Despite not having been so front and center, Stapleton was once at the Main Event a long time ago in a very different capacity.

"I'd rolled out of a strip club at 11:15 that morning and from certain angles of that coverage, you could see glitter on my face."

"I took a bunch of years off the Main Event. I've not been here working in any capacity since 2009, when I was on Joe Cada's PR team. I love that kid, he's so happy-go-lucky and has no worries. He's not even a kid anymore. I have tons of great memories before 2009. I now have probably the best job in all of poker. Back then, although I had some of the worst jobs, there was a lot less pressure and I partied more. Now I get up really early and even if last night had been a great stand-up show and everyone wanted to party, I'd have had to walk away."

Stapleton's first ever presenting gig wasn't nearly so slick.

"The first time I was on camera I was on at noon for CardPlayer. I'd rolled out of a strip club at 11:15 that morning and from certain angles of that coverage, you could see glitter on my face.
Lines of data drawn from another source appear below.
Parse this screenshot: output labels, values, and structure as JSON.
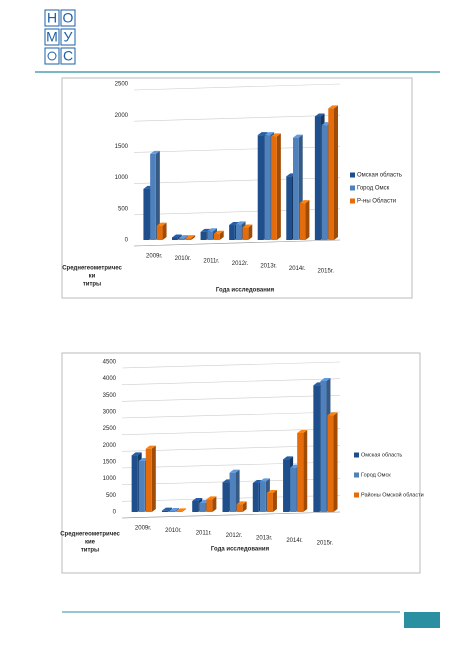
{
  "logo": {
    "letters": [
      "Н",
      "О",
      "М",
      "У",
      "С"
    ]
  },
  "chart_data": [
    {
      "type": "bar",
      "categories": [
        "2009г.",
        "2010г.",
        "2011г.",
        "2012г.",
        "2013г.",
        "2014г.",
        "2015г."
      ],
      "series": [
        {
          "name": "Омская область",
          "color": "#1f4e8c",
          "values": [
            820,
            40,
            130,
            240,
            1680,
            1020,
            1980
          ]
        },
        {
          "name": "Город Омск",
          "color": "#4f81bd",
          "values": [
            1380,
            30,
            140,
            250,
            1680,
            1640,
            1840
          ]
        },
        {
          "name": "Р-ны Области",
          "color": "#e46c0a",
          "values": [
            230,
            30,
            100,
            200,
            1660,
            590,
            2110
          ]
        }
      ],
      "ylim": [
        0,
        2500
      ],
      "yticks": [
        0,
        500,
        1000,
        1500,
        2000,
        2500
      ],
      "grid": true,
      "y_label": [
        "Среднегеометричес",
        "ки",
        "титры"
      ],
      "x_label": "Года исследования",
      "legend_position": "right"
    },
    {
      "type": "bar",
      "categories": [
        "2009г.",
        "2010г.",
        "2011г.",
        "2012г.",
        "2013г.",
        "2014г.",
        "2015г."
      ],
      "series": [
        {
          "name": "Омская область",
          "color": "#1f4e8c",
          "values": [
            1700,
            40,
            330,
            890,
            870,
            1580,
            3800
          ]
        },
        {
          "name": "Город Омск",
          "color": "#4f81bd",
          "values": [
            1530,
            30,
            270,
            1180,
            920,
            1330,
            3930
          ]
        },
        {
          "name": "Районы Омской области",
          "color": "#e46c0a",
          "values": [
            1900,
            20,
            380,
            230,
            570,
            2370,
            2900
          ]
        }
      ],
      "ylim": [
        0,
        4500
      ],
      "yticks": [
        0,
        500,
        1000,
        1500,
        2000,
        2500,
        3000,
        3500,
        4000,
        4500
      ],
      "grid": true,
      "y_label": [
        "Среднегеометричес",
        "кие",
        "титры"
      ],
      "x_label": "Года исследования",
      "legend_position": "right"
    }
  ]
}
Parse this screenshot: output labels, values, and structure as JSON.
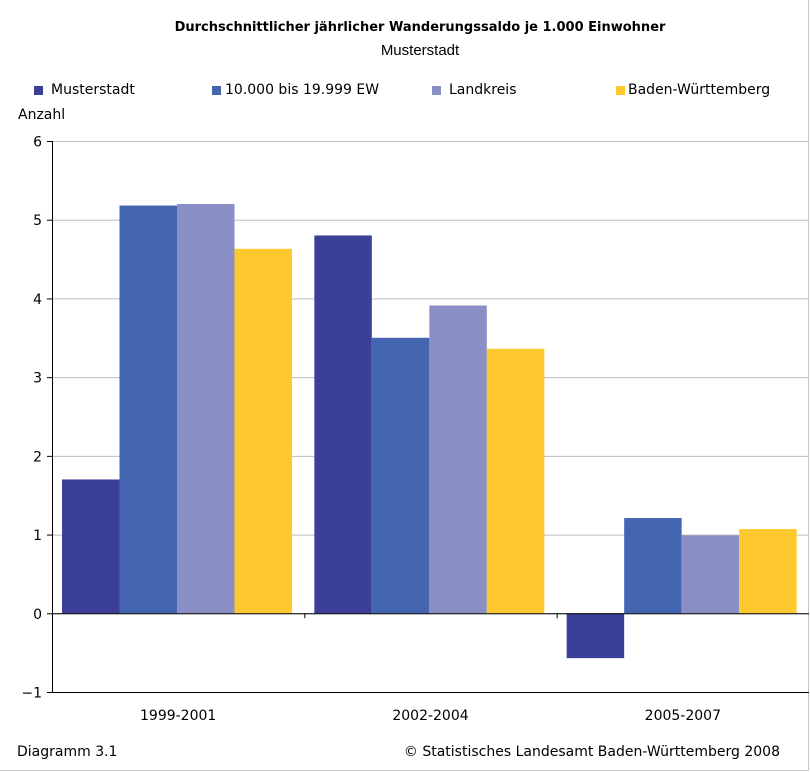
{
  "chart_data": {
    "type": "bar",
    "title": "Durchschnittlicher jährlicher Wanderungssaldo je 1.000 Einwohner",
    "subtitle": "Musterstadt",
    "ylabel": "Anzahl",
    "xlabel": "",
    "ylim": [
      -1,
      6
    ],
    "yticks": [
      "6",
      "5",
      "4",
      "3",
      "2",
      "1",
      "0",
      "−1"
    ],
    "ytick_values": [
      6,
      5,
      4,
      3,
      2,
      1,
      0,
      -1
    ],
    "categories": [
      "1999-2001",
      "2002-2004",
      "2005-2007"
    ],
    "series": [
      {
        "name": "Musterstadt",
        "color": "#3c3f98",
        "values": [
          1.7,
          4.8,
          -0.57
        ]
      },
      {
        "name": "10.000 bis 19.999 EW",
        "color": "#4466b0",
        "values": [
          5.18,
          3.5,
          1.21
        ]
      },
      {
        "name": "Landkreis",
        "color": "#8a8fc6",
        "values": [
          5.2,
          3.91,
          0.99
        ]
      },
      {
        "name": "Baden-Württemberg",
        "color": "#fec92f",
        "values": [
          4.63,
          3.36,
          1.07
        ]
      }
    ],
    "grid": true,
    "gridline_color": "#bdbdbd",
    "legend_position": "top"
  },
  "footer": {
    "left": "Diagramm 3.1",
    "right": "© Statistisches Landesamt Baden-Württemberg 2008"
  }
}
We were a lot more irresponsible and got into situations that now I would be mortified to be in, but back then I was so young and nobody cared what we were doing. I can't even be seen out late at night because they'll assume I'd be wasted and not on my game the next day. I want to tell everyone now, I'm often not on my game for no good reason whatsoever."

One final swipe at himself and Stapleton is back at it, hammering jokes into shape and plotting the next chance to make people laugh. The irony is that for all the ways he can make the one person he's talking with lose themselves laughing, Joe Stapleton's audience is getting bigger and bigger every day — whichever stage he's on.